The problem is the pervasive idea that it needs “protecting” at all. This isn’t just an Australian problem. Governments all around the world are placing greater restrictions on human movement, therefore on human rights. We’re told that restrictions are needed for security. Yet a cursory glance shows that those with the greatest freedoms pose the greatest threat to the majority of the population.
Banking and mining company executives with a record of environmental destruction and gross exploitation, heads and former heads of government who are guilty of war crimes – parasites who live off the back of human suffering – have welcome mats laid out for them because they have the resources to buy their way into almost any country. Our world is their oyster.
One example of how the system works is Australia’s subclass 188 visa – open to anyone with at least $5 million. There are just over 1 million people in the world – 1.4 percent of the total population – with that amount of money.

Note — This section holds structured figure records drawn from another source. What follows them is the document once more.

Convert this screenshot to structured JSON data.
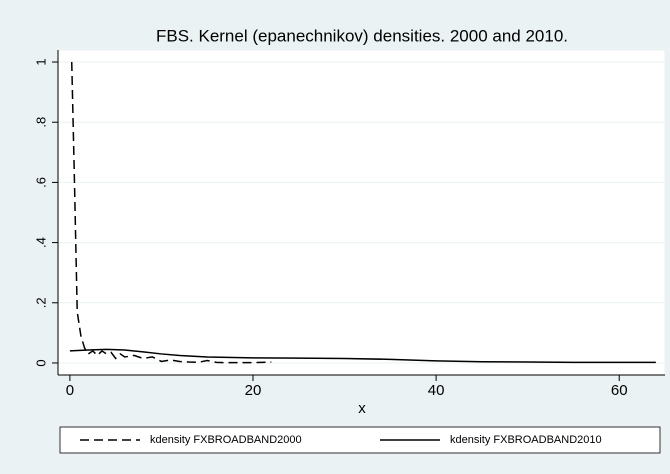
{
  "chart_data": {
    "type": "line",
    "title": "FBS. Kernel (epanechnikov) densities. 2000 and 2010.",
    "x_label": "x",
    "xlim": [
      -1.3,
      65
    ],
    "xticks": [
      0,
      20,
      40,
      60
    ],
    "ylim": [
      -0.04,
      1.04
    ],
    "yticks": [
      0,
      {
        "value": 0.2,
        "label": ".2"
      },
      {
        "value": 0.4,
        "label": ".4"
      },
      {
        "value": 0.6,
        "label": ".6"
      },
      {
        "value": 0.8,
        "label": ".8"
      },
      1
    ],
    "grid": true,
    "legend": "bottom",
    "series": [
      {
        "name": "kdensity FXBROADBAND2000",
        "color": "#000000",
        "line_style": "dashed",
        "x": [
          0.2,
          0.5,
          0.8,
          1.2,
          1.6,
          2,
          2.5,
          3,
          3.5,
          4,
          4.5,
          5,
          5.5,
          6,
          7,
          8,
          9,
          10,
          11,
          12,
          13,
          14,
          15,
          16,
          17,
          18,
          19,
          20,
          21,
          22
        ],
        "values": [
          1.0,
          0.6,
          0.17,
          0.09,
          0.05,
          0.03,
          0.04,
          0.025,
          0.04,
          0.03,
          0.035,
          0.015,
          0.03,
          0.02,
          0.025,
          0.015,
          0.02,
          0.005,
          0.01,
          0.005,
          0.003,
          0.002,
          0.008,
          0.002,
          0.001,
          0.001,
          0.001,
          0.001,
          0.002,
          0.003
        ]
      },
      {
        "name": "kdensity FXBROADBAND2010",
        "color": "#000000",
        "line_style": "solid",
        "x": [
          0,
          2,
          4,
          6,
          8,
          10,
          12,
          15,
          20,
          25,
          30,
          35,
          40,
          45,
          50,
          55,
          60,
          64
        ],
        "values": [
          0.04,
          0.043,
          0.045,
          0.043,
          0.037,
          0.03,
          0.025,
          0.02,
          0.017,
          0.016,
          0.015,
          0.012,
          0.007,
          0.004,
          0.003,
          0.002,
          0.002,
          0.002
        ]
      }
    ]
  }
}
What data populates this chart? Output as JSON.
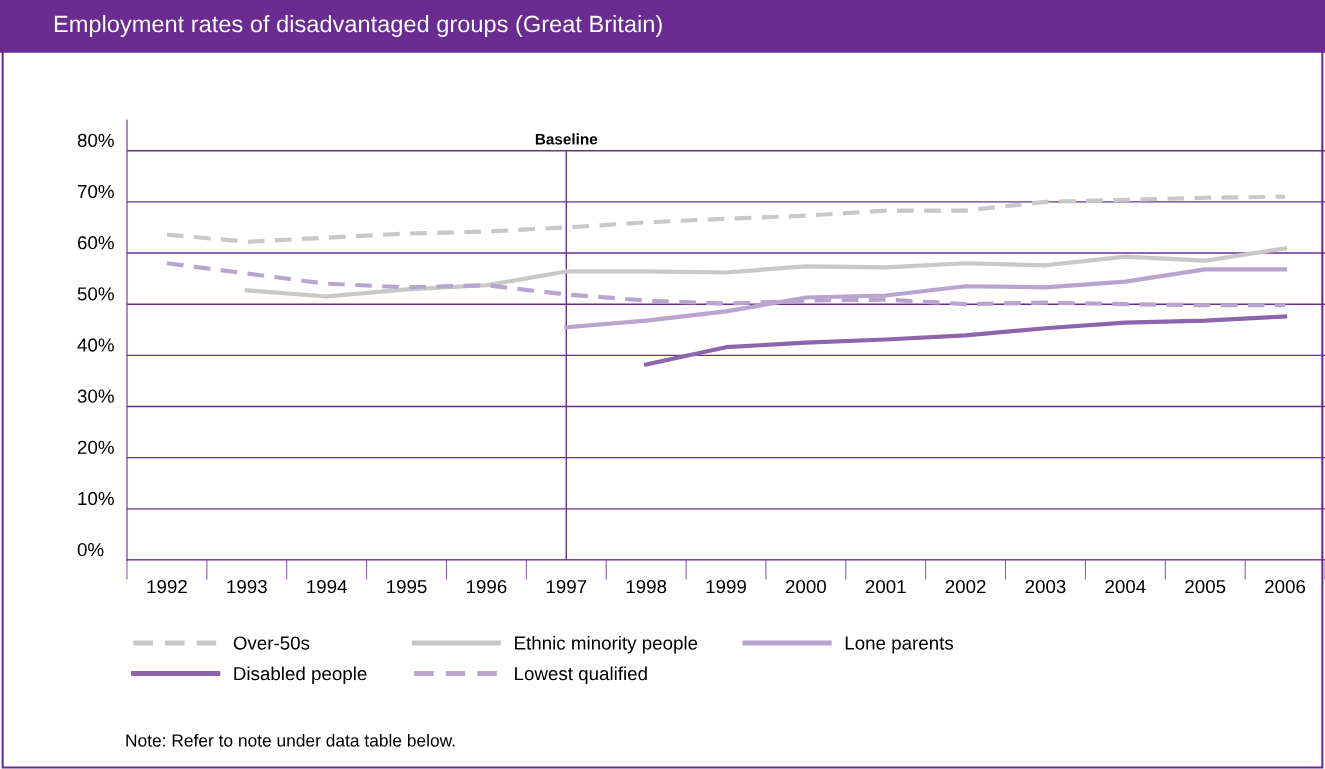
{
  "chart_data": {
    "type": "line",
    "title": "Employment rates of disadvantaged groups (Great Britain)",
    "categories": [
      "1992",
      "1993",
      "1994",
      "1995",
      "1996",
      "1997",
      "1998",
      "1999",
      "2000",
      "2001",
      "2002",
      "2003",
      "2004",
      "2005",
      "2006"
    ],
    "series": [
      {
        "name": "Over-50s",
        "color": "#c8c8c8",
        "line_style": "dashed",
        "values": [
          63.6,
          62.2,
          63.0,
          63.8,
          64.2,
          65.0,
          66.0,
          66.7,
          67.3,
          68.3,
          68.3,
          70.0,
          70.4,
          70.8,
          71.0
        ]
      },
      {
        "name": "Ethnic minority people",
        "color": "#c8c8c8",
        "line_style": "solid",
        "values": [
          null,
          52.7,
          51.5,
          52.9,
          53.7,
          56.4,
          56.4,
          56.2,
          57.4,
          57.2,
          58.0,
          57.6,
          59.3,
          58.5,
          60.9
        ]
      },
      {
        "name": "Lone parents",
        "color": "#b9a4cf",
        "line_style": "solid",
        "values": [
          null,
          null,
          null,
          null,
          null,
          45.5,
          46.8,
          48.6,
          51.3,
          51.7,
          53.5,
          53.3,
          54.4,
          56.8,
          56.8
        ]
      },
      {
        "name": "Disabled people",
        "color": "#8e65ad",
        "line_style": "solid",
        "values": [
          null,
          null,
          null,
          null,
          null,
          null,
          38.2,
          41.6,
          42.5,
          43.1,
          43.9,
          45.3,
          46.4,
          46.8,
          47.6
        ]
      },
      {
        "name": "Lowest qualified",
        "color": "#b9a4cf",
        "line_style": "dashed",
        "values": [
          58.0,
          56.0,
          54.0,
          53.3,
          53.7,
          51.9,
          50.7,
          50.1,
          50.7,
          50.9,
          50.0,
          50.3,
          50.0,
          49.8,
          49.8
        ]
      }
    ],
    "ylim": [
      0,
      86
    ],
    "yticks": [
      {
        "value": 0,
        "label": "0%"
      },
      {
        "value": 10,
        "label": "10%"
      },
      {
        "value": 20,
        "label": "20%"
      },
      {
        "value": 30,
        "label": "30%"
      },
      {
        "value": 40,
        "label": "40%"
      },
      {
        "value": 50,
        "label": "50%"
      },
      {
        "value": 60,
        "label": "60%"
      },
      {
        "value": 70,
        "label": "70%"
      },
      {
        "value": 80,
        "label": "80%"
      }
    ],
    "grid": "y",
    "legend": "bottom",
    "marker": "none",
    "ref_lines": [
      {
        "axis": "x",
        "value": "1997",
        "label": "Baseline",
        "color": "#6b2c91"
      }
    ],
    "annotations": [
      "Note: Refer to note under data table below."
    ]
  }
}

Their fortunes are built through exploitation.
Similar provisions exist in almost every country, allowing the ruling class free movement. And not just of ruling class individuals. Companies that have an interest only in exploiting natural resources or cheap labour get free rein.
For workers and the poor, however, the borders are generally shut. We have fewer freedoms than multinational companies. This isn’t done for the safety of the mass of the population; it is about controlling labour flows in the interests of the rich. When governments can control the movement of human beings and choose who is deserving of rights, it is easier for the wealthy to exploit workers everywhere.
So workers and the poor in all countries have an interest in fighting for refugee rights. We need fewer restrictions, not more. When workers and the poor come seeking a better life and when people want sanctuary from oppression, we say “Let them in.”
The ‘race to the bottom’ is driven from the top
Racism is a tool for dividing workers and the poor. It is being used to great effect by a so-called workers’ party.
Labor polling indicates that there is a section of swing voters who want asylum seekers kicked in the teeth, and who are more likely to vote for the party that kicks harder. That, apparently, is reason enough for the parliamentarians to put on the steel-caps.
Everything we hear about this constituency suggests that the anti-refugee vote is self-generating – as though people in particular areas have a natural fear or hatred of people in boats. That is rubbish. Anti-refugee sentiment in sections of the population is the product of years of anti-refugee racism that has come from politicians, the media and others at the top of society.
In part, anti-refugee rhetoric has been used to justify the increasing militarisation of borders and greater surveillance of the population as a whole. In an age when market forces penetrate every sphere of existence, when there are increasing levels of anxiety and general feelings of powerlessness, the audience for those promising security from “alien forces” has no doubt increased.
The ALP, rather than fight for the rights of asylum seekers, has time and again attempted to make the big parties’ refugee policies almost indistinguishable, so that the electorate is forced to differentiate between them on other issues.
Previously – such as with the introduction of mandatory detention by the Keating government and Gillard’s attempted “Malaysian solution” – Labor has even led the charge in demonising the vulnerable.
Yet by sinking to ever more disgraceful levels, the party never neutralised “refugees” as a political issue. Instead it helped to legitimise and generate ever greater levels of racism, which in turn helped to keep the issue alive.
Apart from a two-year period immediately after Rudd’s election in 2007, border security and boat arrivals have been prominent in the “who do you trust” rhetoric of the Coalition. The ALP’s PNG deal is an attempt to outflank the conservatives again.
Labor parliamentarians intend to preserve their own political lives by extinguishing the rights of others. Indeed, they look ready to send them to hell if it will neutralise the Coalition.
Whether or not they are successful is beside the point. That it is even being attempted proves that the short term electoral interests of the party are considered by ministers more important than human rights.